Identical amino acid substitutions in the repression domain of auxin/indole-3-acetic acid proteins have contrasting effects on auxin signaling.

2011 
Aux/IAA proteins function as repressors of auxin response gene expression when auxin concentrations in a cell are low. At elevated auxin concentrations, these repressors are destroyed via the ubiquitin-proteasome pathway, resulting in derepression/activation of auxin response genes. Most Aux/IAA repressors contain four conserved domains with one of these being an active, portable repression domain (domain I) and a second being an auxin-dependent instability domain (domain II).
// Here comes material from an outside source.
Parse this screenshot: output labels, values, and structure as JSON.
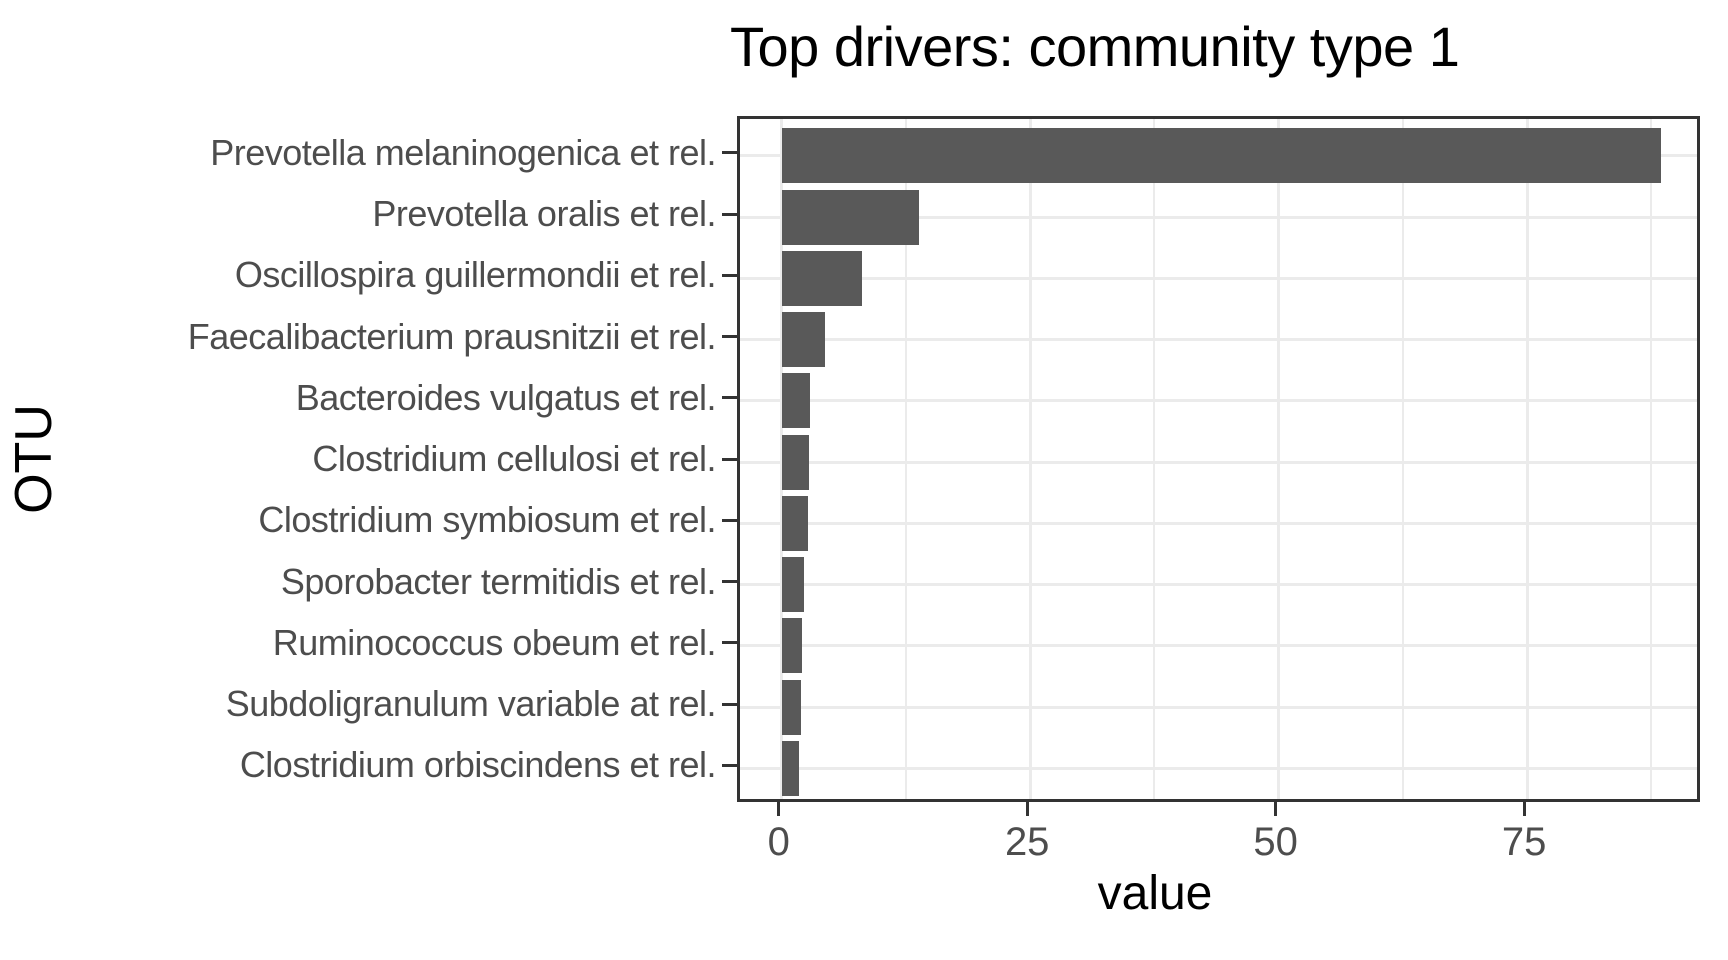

Here, we have analyzed the effects of amino acid substitutions in the repression domain of selected Aux/IAA proteins. We show that stabilized versions of Aux/IAA proteins with amino acid substitutions in domain I display contrasting phenotypes when expressed in transformed Arabidopsis plants. An alanine for leucine substitution in the LxLxL (where L is leucine and x is another amino acid) repression domain of IAA3, IAA6, or IAA19 confers enhanced auxin response gene expression and "high auxin" phenotypes when expressed from the 35S or IAA19 promoter (as tested with IAA19) in transformed Arabidopsis plants. In marked contrast, a single alanine for leucine substitution in domain I of IAA12 or IAA17 confers repression of auxin response genes and "low auxin" phenotypes. These results point to intrinsic differences in the repression domain(s) of IAA proteins and suggest that some IAA proteins have stronger or more complex repression domains than others.